Weekly Writing – April 27 2024

They had started writing her myth before she’d even been born, so there really wasn’t anything she could do. In accordance with its opening paragraphs, her mother had started teaching her how to weave as soon as she had enough grace in her tiny hands to hold the wool.
She hadn’t heard the story behind it, behind her, until she was eight. She had wept then and refused to weave for a week, but her mother, her father, her grandparents and the village elders one by one, all came to her locked bedroom door. Through the wood, while she lay in bed and tried to stop up her ears, they reminded her how the story was supposed to end in plenty and happiness. Any story acted out faithfully enough became true, and this one would make their village prosperous for centuries to come.
How could she deny them that? She had already suffered through eight hungry winters with the rest of them. She had seen how the roofs of shabby huts collapsed on those huddled inside sometimes, the wood around the village too rotten to safely build with anymore.
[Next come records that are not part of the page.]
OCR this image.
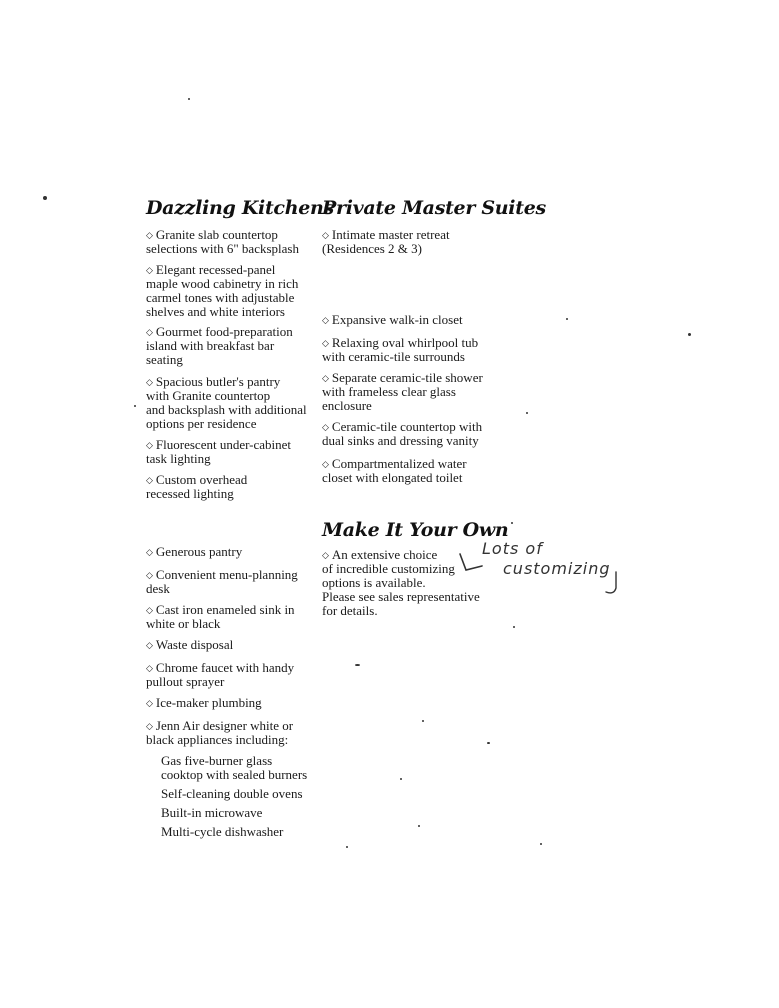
Dazzling Kitchens
◇ Granite slab countertop
selections with 6" backsplash
◇ Elegant recessed-panel
maple wood cabinetry in rich
carmel tones with adjustable
shelves and white interiors
◇ Gourmet food-preparation
island with breakfast bar
seating
◇ Spacious butler's pantry
with Granite countertop
and backsplash with additional
options per residence
◇ Fluorescent under-cabinet
task lighting
◇ Custom overhead
recessed lighting
◇ Generous pantry
◇ Convenient menu-planning
desk
◇ Cast iron enameled sink in
white or black
◇ Waste disposal
◇ Chrome faucet with handy
pullout sprayer
◇ Ice-maker plumbing
◇ Jenn Air designer white or
black appliances including:
Gas five-burner glass
cooktop with sealed burners
Self-cleaning double ovens
Built-in microwave
Multi-cycle dishwasher
Private Master Suites
◇ Intimate master retreat
(Residences 2 & 3)
◇ Expansive walk-in closet
◇ Relaxing oval whirlpool tub
with ceramic-tile surrounds
◇ Separate ceramic-tile shower
with frameless clear glass
enclosure
◇ Ceramic-tile countertop with
dual sinks and dressing vanity
◇ Compartmentalized water
closet with elongated toilet
Make It Your Own
◇ An extensive choice
of incredible customizing
options is available.
Please see sales representative
for details.
Lots of
customizing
It was why they’d written her story. She would weave until the line she wove was long enough to stretch from the village to the sea. Then, full of sorrow for their hunger and suffering, she would dye the wool with her own blood as an offering to the gods. Thellia, the keeper of the divine hearth, would be so touched by the sacrifice that she would take the wool to knit her own cloak, leaving just one thread to weave prosperity through the village’s fate for as long as it lasted.
It would be a beautiful story. But it would take all of her blood, and she was supposed to be the one who chose to shed it. So she wept as she wove, and later, maybe they would say it was because she was just so sorry for the village that had birthed her to die.